For Frank, who specializes in building biologically inspired computational models to understand human learning and decision-making, the team’s work showed how analyzing strengths and weaknesses of different learning strategies in an artificial neural network can offer new insights about the human brain. 

“Our results hold reliably across multiple tasks and bring together disparate aspects of human learning that neuroscientists hadn’t grouped together until now,” Frank said. 

 The work also suggests important considerations for developing intuitive and trustworthy AI tools, particularly in sensitive domains such as mental health.  

 “To have helpful and trustworthy AI assistants, human and AI cognition need to be aware of how each works and the extent that they are different and the same,” Pavlick said. “These findings are a great first step.”

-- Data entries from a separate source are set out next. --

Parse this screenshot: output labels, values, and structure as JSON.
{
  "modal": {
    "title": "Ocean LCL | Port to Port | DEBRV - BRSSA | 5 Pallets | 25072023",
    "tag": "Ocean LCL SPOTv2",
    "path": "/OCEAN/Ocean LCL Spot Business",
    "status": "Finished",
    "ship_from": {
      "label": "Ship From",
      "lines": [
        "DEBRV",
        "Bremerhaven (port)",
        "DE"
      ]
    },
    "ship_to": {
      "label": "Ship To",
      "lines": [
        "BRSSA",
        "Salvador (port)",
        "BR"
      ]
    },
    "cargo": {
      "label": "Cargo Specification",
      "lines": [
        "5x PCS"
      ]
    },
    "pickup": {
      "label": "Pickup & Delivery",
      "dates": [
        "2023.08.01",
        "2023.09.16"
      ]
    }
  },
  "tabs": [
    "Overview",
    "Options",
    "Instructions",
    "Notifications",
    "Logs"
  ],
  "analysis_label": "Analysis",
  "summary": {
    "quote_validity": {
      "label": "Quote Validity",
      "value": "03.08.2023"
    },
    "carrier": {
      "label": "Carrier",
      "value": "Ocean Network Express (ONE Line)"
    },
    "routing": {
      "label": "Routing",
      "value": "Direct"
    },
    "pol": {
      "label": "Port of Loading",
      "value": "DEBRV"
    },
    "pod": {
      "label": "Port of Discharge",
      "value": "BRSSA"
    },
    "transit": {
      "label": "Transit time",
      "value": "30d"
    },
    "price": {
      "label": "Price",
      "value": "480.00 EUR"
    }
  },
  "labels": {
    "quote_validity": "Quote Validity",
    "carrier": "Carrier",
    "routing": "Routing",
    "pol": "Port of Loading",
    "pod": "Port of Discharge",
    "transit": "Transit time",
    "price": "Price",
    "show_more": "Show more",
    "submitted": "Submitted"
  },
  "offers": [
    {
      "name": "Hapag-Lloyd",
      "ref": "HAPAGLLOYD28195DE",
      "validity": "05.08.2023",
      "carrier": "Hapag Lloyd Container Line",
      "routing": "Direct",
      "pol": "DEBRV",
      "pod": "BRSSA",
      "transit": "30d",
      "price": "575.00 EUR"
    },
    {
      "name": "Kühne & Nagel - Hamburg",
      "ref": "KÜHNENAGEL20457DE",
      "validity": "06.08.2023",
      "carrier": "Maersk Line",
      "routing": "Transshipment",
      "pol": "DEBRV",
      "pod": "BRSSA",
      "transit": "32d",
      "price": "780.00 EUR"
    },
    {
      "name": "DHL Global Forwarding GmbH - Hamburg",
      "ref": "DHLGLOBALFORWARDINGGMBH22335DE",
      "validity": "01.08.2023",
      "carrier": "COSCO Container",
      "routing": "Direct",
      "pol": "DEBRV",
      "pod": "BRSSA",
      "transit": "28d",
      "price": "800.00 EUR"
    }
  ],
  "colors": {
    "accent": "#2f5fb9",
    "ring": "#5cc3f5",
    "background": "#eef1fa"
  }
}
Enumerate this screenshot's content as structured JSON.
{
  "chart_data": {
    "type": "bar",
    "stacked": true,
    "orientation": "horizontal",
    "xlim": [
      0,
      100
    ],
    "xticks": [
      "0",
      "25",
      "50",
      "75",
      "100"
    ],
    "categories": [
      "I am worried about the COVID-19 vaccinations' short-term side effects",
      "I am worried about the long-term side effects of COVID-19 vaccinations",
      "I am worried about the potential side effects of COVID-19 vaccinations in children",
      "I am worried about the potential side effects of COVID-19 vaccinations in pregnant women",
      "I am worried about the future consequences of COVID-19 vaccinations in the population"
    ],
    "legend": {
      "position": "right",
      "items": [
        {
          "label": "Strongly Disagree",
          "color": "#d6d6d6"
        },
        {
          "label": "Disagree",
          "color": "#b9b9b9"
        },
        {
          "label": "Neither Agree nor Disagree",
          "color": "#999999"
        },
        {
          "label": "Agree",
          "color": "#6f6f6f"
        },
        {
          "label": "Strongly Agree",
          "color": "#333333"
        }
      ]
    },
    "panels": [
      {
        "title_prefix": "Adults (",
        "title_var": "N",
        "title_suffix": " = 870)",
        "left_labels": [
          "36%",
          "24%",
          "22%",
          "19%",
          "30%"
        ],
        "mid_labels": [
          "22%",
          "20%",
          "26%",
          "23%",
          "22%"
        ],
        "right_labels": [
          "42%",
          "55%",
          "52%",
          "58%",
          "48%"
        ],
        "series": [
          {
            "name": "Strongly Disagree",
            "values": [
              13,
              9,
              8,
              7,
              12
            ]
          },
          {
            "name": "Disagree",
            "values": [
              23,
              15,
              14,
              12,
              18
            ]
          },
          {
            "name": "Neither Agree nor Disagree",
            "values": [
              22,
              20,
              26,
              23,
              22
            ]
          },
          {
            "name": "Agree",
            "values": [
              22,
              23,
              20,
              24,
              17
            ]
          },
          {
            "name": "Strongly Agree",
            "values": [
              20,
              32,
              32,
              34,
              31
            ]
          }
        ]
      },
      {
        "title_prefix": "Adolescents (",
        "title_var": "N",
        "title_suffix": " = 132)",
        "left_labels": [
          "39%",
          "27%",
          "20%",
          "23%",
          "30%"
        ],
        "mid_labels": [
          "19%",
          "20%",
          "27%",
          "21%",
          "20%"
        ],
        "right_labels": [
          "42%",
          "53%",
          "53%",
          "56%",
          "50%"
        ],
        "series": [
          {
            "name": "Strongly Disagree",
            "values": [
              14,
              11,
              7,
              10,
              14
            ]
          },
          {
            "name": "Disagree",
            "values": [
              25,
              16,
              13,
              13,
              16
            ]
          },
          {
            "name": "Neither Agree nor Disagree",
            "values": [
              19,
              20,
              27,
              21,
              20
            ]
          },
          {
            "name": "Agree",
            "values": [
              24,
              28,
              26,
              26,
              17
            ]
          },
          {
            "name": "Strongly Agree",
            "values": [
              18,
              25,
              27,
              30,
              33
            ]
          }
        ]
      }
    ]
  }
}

Funding: The research was supported by the Office of Naval Research and the National Institute of General Medical Sciences Centers of Biomedical Research Excellence.

About this AI and learning research news

Author: Kevin Stacey
Source: Brown University
Contact: Kevin Stacey – Brown University
Image: The image is credited to Neuroscience News

Original Research: Closed access.
Parallel trade-offs in human cognition and neural networks: The dynamic interplay between in-context and in-weight learning” by Jake Russin et al. PNAS


Abstract

Parallel trade-offs in human cognition and neural networks: The dynamic interplay between in-context and in-weight learning

Human learning embodies a striking duality: Sometimes, we can rapidly infer and compose logical rules, benefiting from structured curricula (e.g., in formal education), while other times, we rely on an incremental approach or trial-and-error, learning better from curricula that are randomly interleaved.

Influential psychological theories explain this seemingly conflicting behavioral evidence by positing two qualitatively different learning systems—one for rapid, rule-based inferences (e.g., in working memory) and another for slow, incremental adaptation (e.g., in long-term and procedural memory).

It remains unclear how to reconcile such theories with neural networks, which learn via incremental weight updates and are thus a natural model for the latter, but are not obviously compatible with the former.

However, recent evidence suggests that metalearning neural networks and large language models are capable of in-context learning (ICL)—the ability to flexibly infer the structure of a new task from a few examples.

In contrast to standard in-weight learning (IWL), which is analogous to synaptic change, ICL is more naturally linked to activation-based dynamics thought to underlie working memory in humans.

Here, we show that the interplay between ICL and IWL naturally ties together a broad range of learning phenomena observed in humans, including curriculum effects on category-learning tasks, compositionality, and a trade-off between flexibility and retention in brain and behavior.

Our work shows how emergent ICL can equip neural networks with fundamentally different learning properties that can coexist with their native IWL, thus offering an integrative perspective on dual-process theories of human cognition.